Once you’re in this environment, you can run the next command:

```bash
pip install -r requirements.txt
```

As we know, `pip install` is used to install packages from the PyPI index. The `-r` flag indicates that we are passing in a requirements file, and `requirements.txt` is the requirements file that we found in the repository.

Once that runs our enviroment is ready to go! You can open the jupyter notebook in vscode, start you're virtual enviroment and run the code!


## Bonus Example: Pandas

So if you've been following the workshops then you might recognise pandas - and how we've been installing it 

```bash
pip install pandas
```

But let's pause for a second and think about what is actually happening here?

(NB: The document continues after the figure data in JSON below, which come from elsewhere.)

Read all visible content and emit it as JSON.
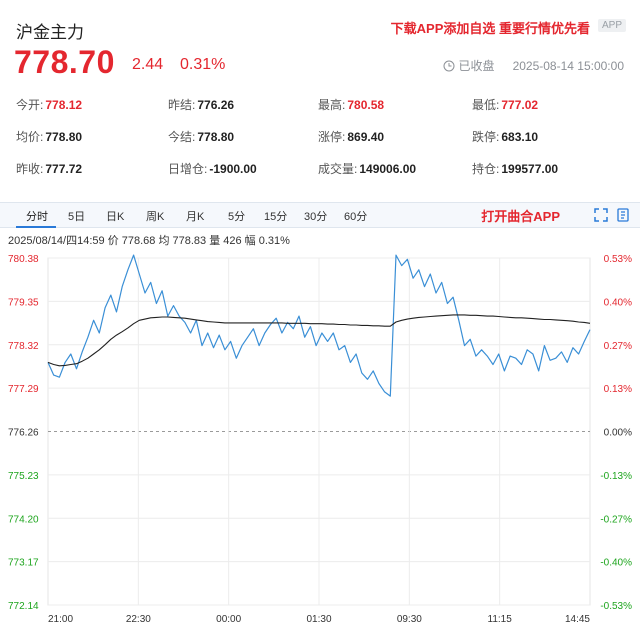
{
  "header": {
    "title": "沪金主力",
    "promo": "下载APP添加自选 重要行情优先看",
    "app_badge": "APP"
  },
  "quote": {
    "price": "778.70",
    "change": "2.44",
    "change_pct": "0.31%",
    "status_text": "已收盘",
    "timestamp": "2025-08-14 15:00:00"
  },
  "stats": [
    {
      "label": "今开:",
      "value": "778.12",
      "color": "red"
    },
    {
      "label": "昨结:",
      "value": "776.26",
      "color": "normal"
    },
    {
      "label": "最高:",
      "value": "780.58",
      "color": "red"
    },
    {
      "label": "最低:",
      "value": "777.02",
      "color": "red"
    },
    {
      "label": "均价:",
      "value": "778.80",
      "color": "normal"
    },
    {
      "label": "今结:",
      "value": "778.80",
      "color": "normal"
    },
    {
      "label": "涨停:",
      "value": "869.40",
      "color": "normal"
    },
    {
      "label": "跌停:",
      "value": "683.10",
      "color": "normal"
    },
    {
      "label": "昨收:",
      "value": "777.72",
      "color": "normal"
    },
    {
      "label": "日增仓:",
      "value": "-1900.00",
      "color": "normal"
    },
    {
      "label": "成交量:",
      "value": "149006.00",
      "color": "normal"
    },
    {
      "label": "持仓:",
      "value": "199577.00",
      "color": "normal"
    }
  ],
  "tabs": [
    "分时",
    "5日",
    "日K",
    "周K",
    "月K",
    "5分",
    "15分",
    "30分",
    "60分"
  ],
  "active_tab": "分时",
  "open_app_label": "打开曲合APP",
  "summary_line": "2025/08/14/四14:59  价 778.68  均 778.83  量 426  幅 0.31%",
  "colors": {
    "up": "#e4272f",
    "down": "#1ea51e",
    "price_line": "#3a8fd6",
    "avg_line": "#222222",
    "tab_accent": "#2a7ad8"
  },
  "chart_data": {
    "type": "line",
    "y_left_ticks": [
      "780.38",
      "779.35",
      "778.32",
      "777.29",
      "776.26",
      "775.23",
      "774.20",
      "773.17",
      "772.14"
    ],
    "y_right_ticks": [
      "0.53%",
      "0.40%",
      "0.27%",
      "0.13%",
      "0.00%",
      "-0.13%",
      "-0.27%",
      "-0.40%",
      "-0.53%"
    ],
    "x_ticks": [
      "21:00",
      "22:30",
      "00:00",
      "01:30",
      "09:30",
      "11:15",
      "14:45"
    ],
    "ylim": [
      772.14,
      780.38
    ],
    "prev_settle": 776.26,
    "grid": true,
    "series": [
      {
        "values": [
          777.9,
          777.6,
          777.55,
          777.9,
          778.1,
          777.75,
          778.15,
          778.5,
          778.9,
          778.6,
          779.2,
          779.5,
          779.1,
          779.7,
          780.1,
          780.45,
          780.0,
          779.55,
          779.8,
          779.3,
          779.6,
          779.0,
          779.25,
          779.0,
          778.85,
          778.6,
          778.9,
          778.3,
          778.6,
          778.25,
          778.55,
          778.2,
          778.4,
          778.0,
          778.3,
          778.5,
          778.7,
          778.3,
          778.6,
          778.8,
          778.95,
          778.6,
          778.85,
          778.7,
          779.0,
          778.5,
          778.75,
          778.3,
          778.6,
          778.4,
          778.6,
          778.2,
          778.3,
          777.9,
          778.1,
          777.65,
          777.5,
          777.7,
          777.4,
          777.2,
          777.1,
          780.45,
          780.2,
          780.35,
          779.9,
          780.1,
          779.7,
          780.0,
          779.55,
          779.8,
          779.3,
          779.45,
          778.9,
          778.3,
          778.45,
          778.05,
          778.2,
          778.05,
          777.85,
          778.1,
          777.7,
          778.05,
          778.0,
          777.85,
          778.2,
          778.1,
          777.7,
          778.3,
          777.95,
          778.0,
          778.15,
          777.9,
          778.25,
          778.1,
          778.4,
          778.68
        ]
      },
      {
        "values": [
          777.9,
          777.85,
          777.82,
          777.83,
          777.85,
          777.87,
          777.93,
          778.0,
          778.1,
          778.2,
          778.32,
          778.45,
          778.55,
          778.63,
          778.72,
          778.82,
          778.9,
          778.93,
          778.96,
          778.97,
          778.98,
          778.98,
          778.97,
          778.96,
          778.95,
          778.93,
          778.91,
          778.89,
          778.87,
          778.86,
          778.85,
          778.84,
          778.84,
          778.84,
          778.84,
          778.84,
          778.84,
          778.84,
          778.84,
          778.84,
          778.84,
          778.84,
          778.83,
          778.83,
          778.83,
          778.83,
          778.82,
          778.82,
          778.82,
          778.81,
          778.81,
          778.8,
          778.8,
          778.79,
          778.79,
          778.78,
          778.78,
          778.77,
          778.77,
          778.76,
          778.76,
          778.86,
          778.9,
          778.93,
          778.95,
          778.97,
          778.98,
          778.99,
          779.0,
          779.01,
          779.02,
          779.03,
          779.03,
          779.03,
          779.02,
          779.02,
          779.01,
          779.0,
          779.0,
          778.99,
          778.98,
          778.97,
          778.96,
          778.96,
          778.95,
          778.94,
          778.93,
          778.92,
          778.92,
          778.91,
          778.9,
          778.89,
          778.88,
          778.86,
          778.85,
          778.83
        ]
      }
    ]
  }
}
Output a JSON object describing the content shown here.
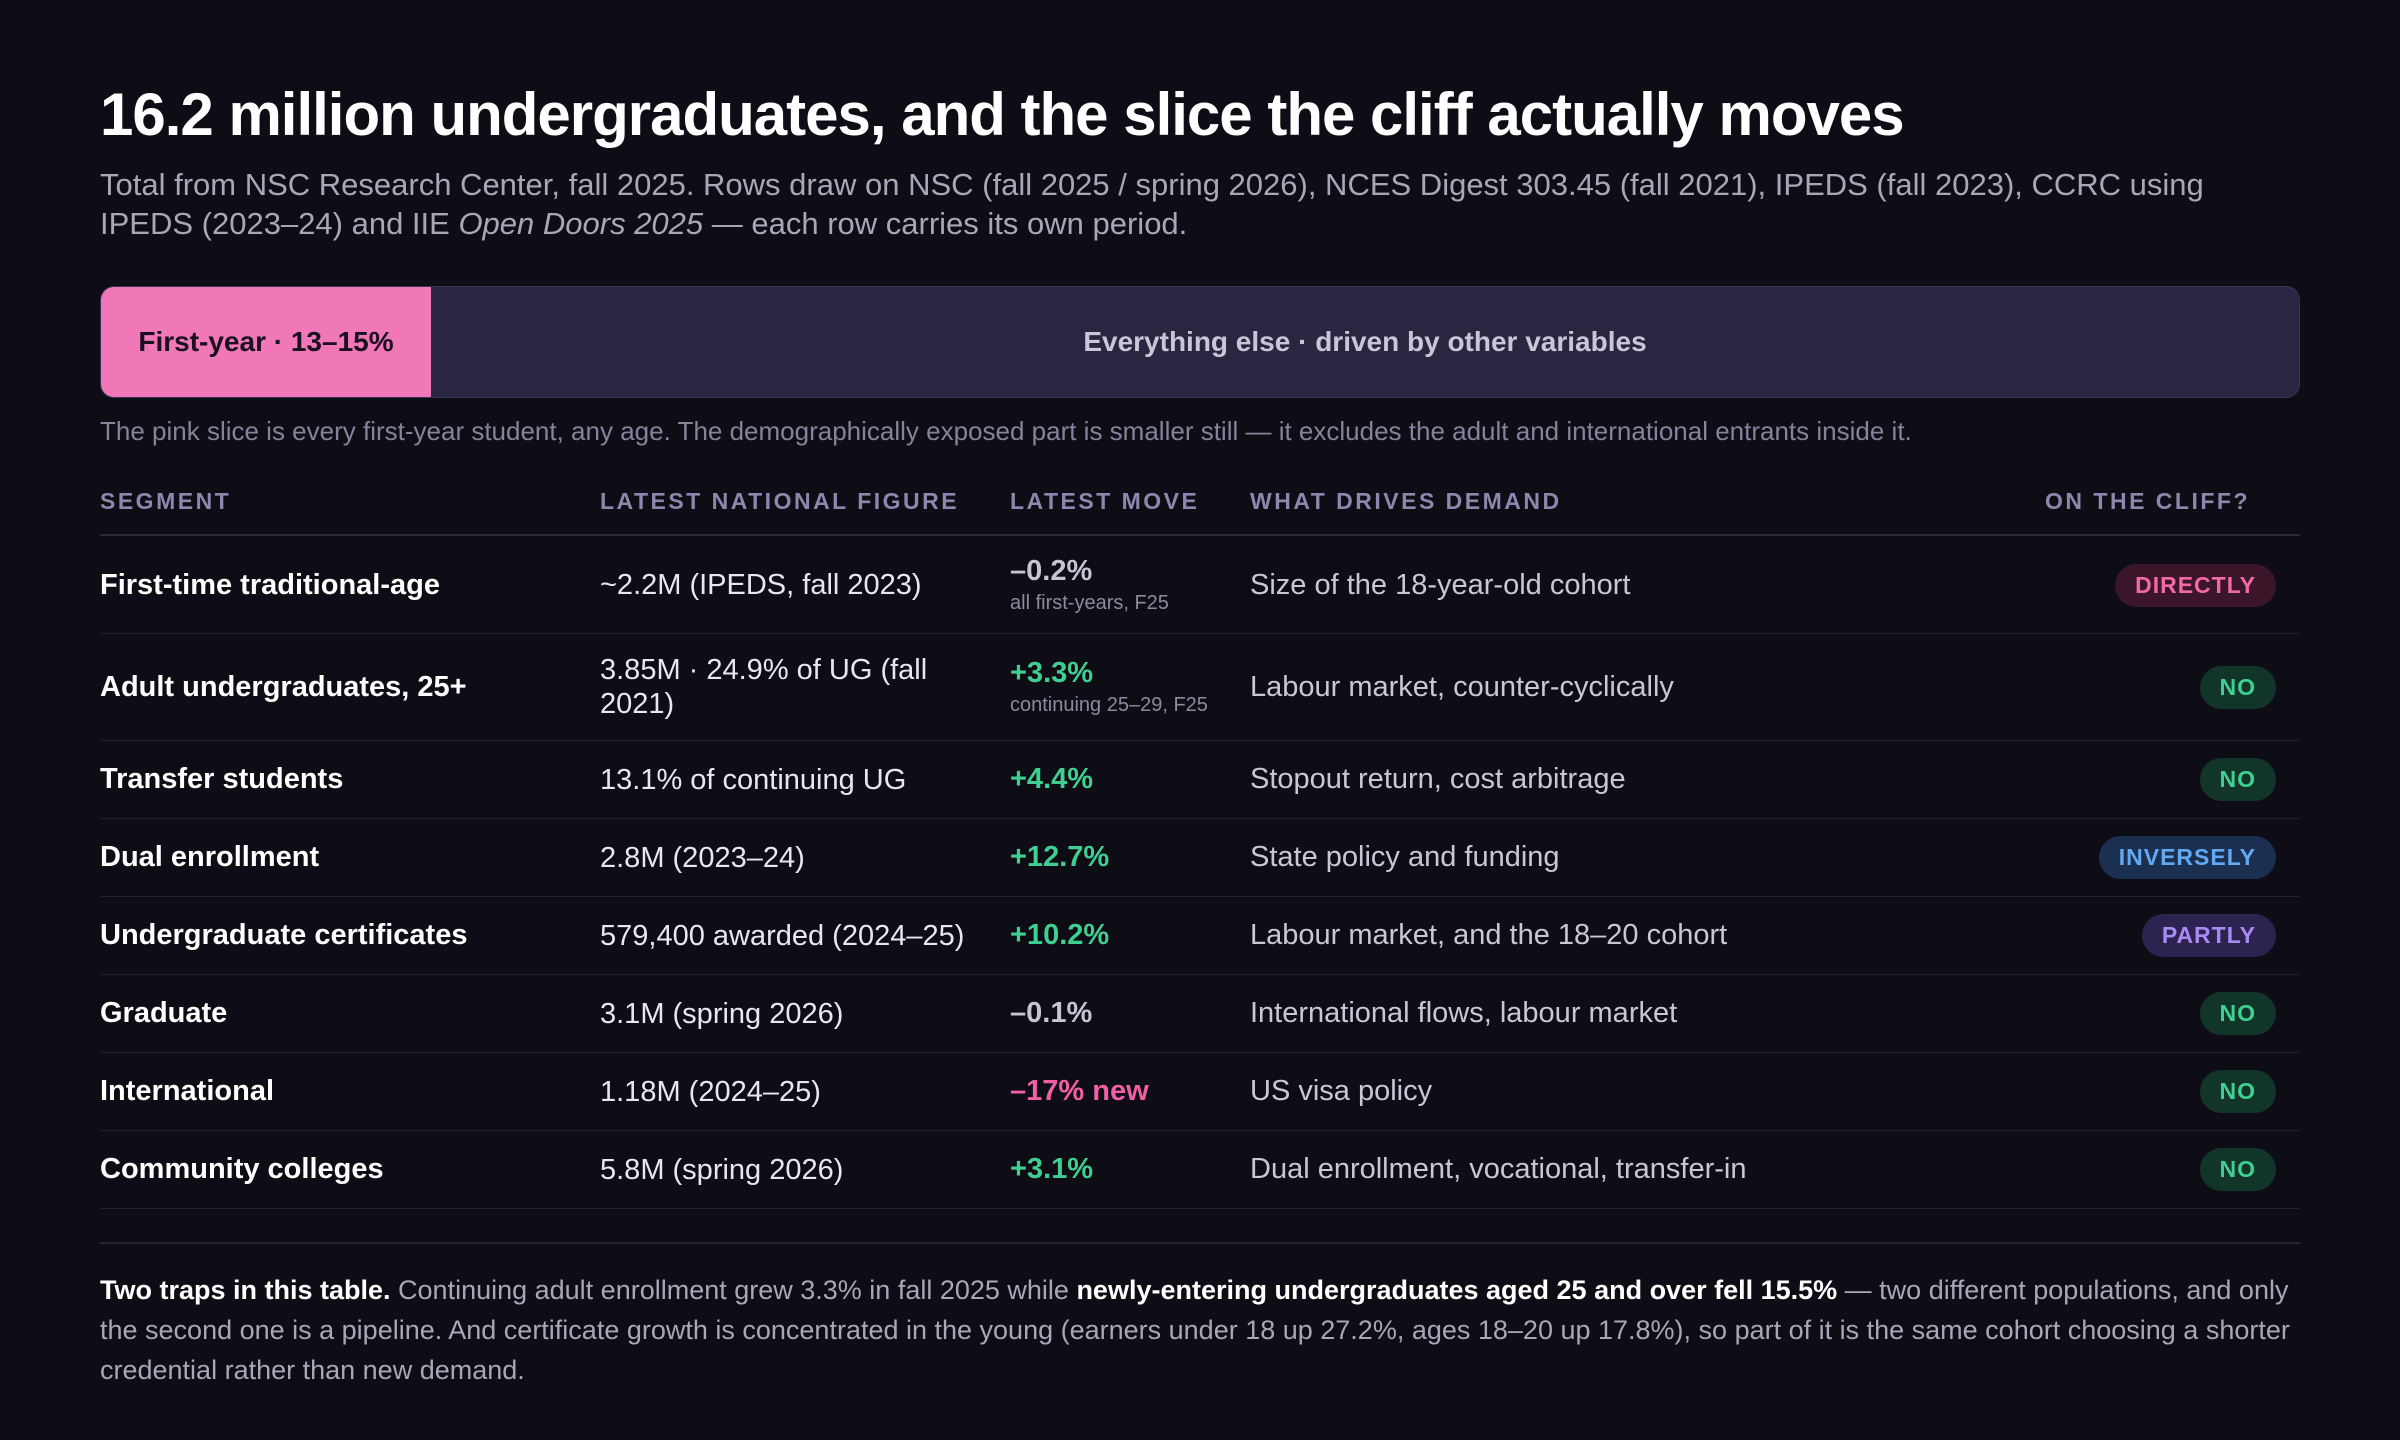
{
  "title": "16.2 million undergraduates, and the slice the cliff actually moves",
  "subtitle": {
    "part1": "Total from NSC Research Center, fall 2025. Rows draw on NSC (fall 2025 / spring 2026), NCES Digest 303.45 (fall 2021), IPEDS (fall 2023), CCRC using IPEDS (2023–24) and IIE ",
    "italic": "Open Doors 2025",
    "part2": " — each row carries its own period."
  },
  "bar": {
    "pink_label": "First-year · 13–15%",
    "rest_label": "Everything else · driven by other variables",
    "note": "The pink slice is every first-year student, any age. The demographically exposed part is smaller still — it excludes the adult and international entrants inside it.",
    "colors": {
      "pink": "#f077b8",
      "rest": "#2a2540"
    }
  },
  "table": {
    "headers": {
      "segment": "SEGMENT",
      "figure": "LATEST NATIONAL FIGURE",
      "move": "LATEST MOVE",
      "drives": "WHAT DRIVES DEMAND",
      "cliff": "ON THE CLIFF?"
    },
    "rows": [
      {
        "segment": "First-time traditional-age",
        "figure": "~2.2M (IPEDS, fall 2023)",
        "move": "–0.2%",
        "move_sub": "all first-years, F25",
        "move_tone": "neutral",
        "drives": "Size of the 18-year-old cohort",
        "cliff": "DIRECTLY",
        "cliff_tone": "directly"
      },
      {
        "segment": "Adult undergraduates, 25+",
        "figure": "3.85M · 24.9% of UG (fall 2021)",
        "move": "+3.3%",
        "move_sub": "continuing 25–29, F25",
        "move_tone": "positive",
        "drives": "Labour market, counter-cyclically",
        "cliff": "NO",
        "cliff_tone": "no"
      },
      {
        "segment": "Transfer students",
        "figure": "13.1% of continuing UG",
        "move": "+4.4%",
        "move_sub": "",
        "move_tone": "positive",
        "drives": "Stopout return, cost arbitrage",
        "cliff": "NO",
        "cliff_tone": "no"
      },
      {
        "segment": "Dual enrollment",
        "figure": "2.8M (2023–24)",
        "move": "+12.7%",
        "move_sub": "",
        "move_tone": "positive",
        "drives": "State policy and funding",
        "cliff": "INVERSELY",
        "cliff_tone": "inversely"
      },
      {
        "segment": "Undergraduate certificates",
        "figure": "579,400 awarded (2024–25)",
        "move": "+10.2%",
        "move_sub": "",
        "move_tone": "positive",
        "drives": "Labour market, and the 18–20 cohort",
        "cliff": "PARTLY",
        "cliff_tone": "partly"
      },
      {
        "segment": "Graduate",
        "figure": "3.1M (spring 2026)",
        "move": "–0.1%",
        "move_sub": "",
        "move_tone": "neutral",
        "drives": "International flows, labour market",
        "cliff": "NO",
        "cliff_tone": "no"
      },
      {
        "segment": "International",
        "figure": "1.18M (2024–25)",
        "move": "–17% new",
        "move_sub": "",
        "move_tone": "hot",
        "drives": "US visa policy",
        "cliff": "NO",
        "cliff_tone": "no"
      },
      {
        "segment": "Community colleges",
        "figure": "5.8M (spring 2026)",
        "move": "+3.1%",
        "move_sub": "",
        "move_tone": "positive",
        "drives": "Dual enrollment, vocational, transfer-in",
        "cliff": "NO",
        "cliff_tone": "no"
      }
    ]
  },
  "footer": {
    "lead": "Two traps in this table.",
    "text1": " Continuing adult enrollment grew 3.3% in fall 2025 while ",
    "bold": "newly-entering undergraduates aged 25 and over fell 15.5%",
    "text2": " — two different populations, and only the second one is a pipeline. And certificate growth is concentrated in the young (earners under 18 up 27.2%, ages 18–20 up 17.8%), so part of it is the same cohort choosing a shorter credential rather than new demand."
  }
}
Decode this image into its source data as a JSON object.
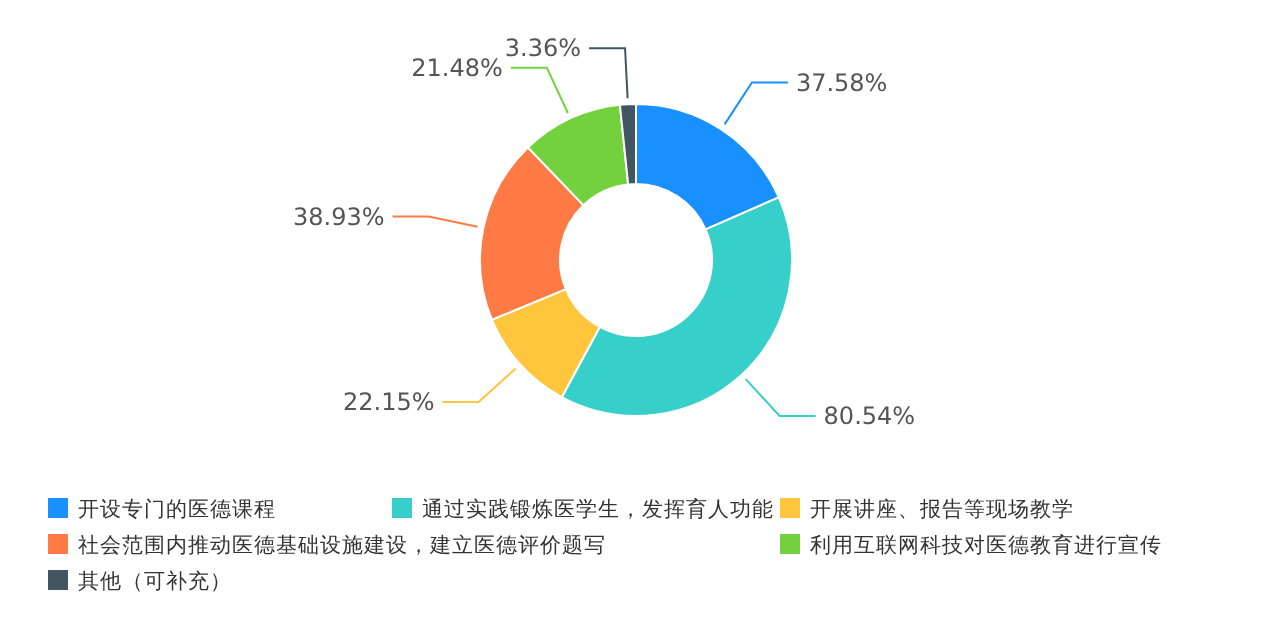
{
  "chart_data": {
    "type": "donut",
    "categories": [
      "开设专门的医德课程",
      "通过实践锻炼医学生，发挥育人功能",
      "开展讲座、报告等现场教学",
      "社会范围内推动医德基础设施建设，建立医德评价题写",
      "利用互联网科技对医德教育进行宣传",
      "其他（可补充）"
    ],
    "values": [
      37.58,
      80.54,
      22.15,
      38.93,
      21.48,
      3.36
    ],
    "value_labels": [
      "37.58%",
      "80.54%",
      "22.15%",
      "38.93%",
      "21.48%",
      "3.36%"
    ],
    "colors": [
      "#1890ff",
      "#36cfc9",
      "#ffc53d",
      "#ff7a45",
      "#73d13d",
      "#435560"
    ],
    "legend": "bottom"
  }
}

- `pip` is the Python **package installer**.  
- When you run `pip install pandas`, it **downloads the Pandas package from the Python Package Index (PyPI)**.  
- It then installs the package into your Python environment so you can use it in your scripts.

> Note: For this workshop, we won’t actually install Pandas on your machines. We just want to understand that this is the code that fetches the library.

#### What gets pulled

If you explore PyPI (https://pypi.org/project/pandas/), you can see:
- The source code for Pandas.
- The metadata about versions and dependencies.
- The wheel or tar.gz file that `pip` downloads.

This is a good example of how GitHub-hosted projects (like EasyFig) and PyPI-hosted packages (like Pandas) are both **distributed for Python users**, but via slightly different systems.

> **Note:** If we really wanted to, we could follow the same process we used for EasyFig or the Programming Workshop repository and clone Pandas directly from GitHub, for example:  
> [https://github.com/pandas-dev/pandas](https://github.com/pandas-dev/pandas)  
>
> However, we won’t be doing that for this tutorial — we’re just illustrating how packages are installed from PyPI using `pip install`.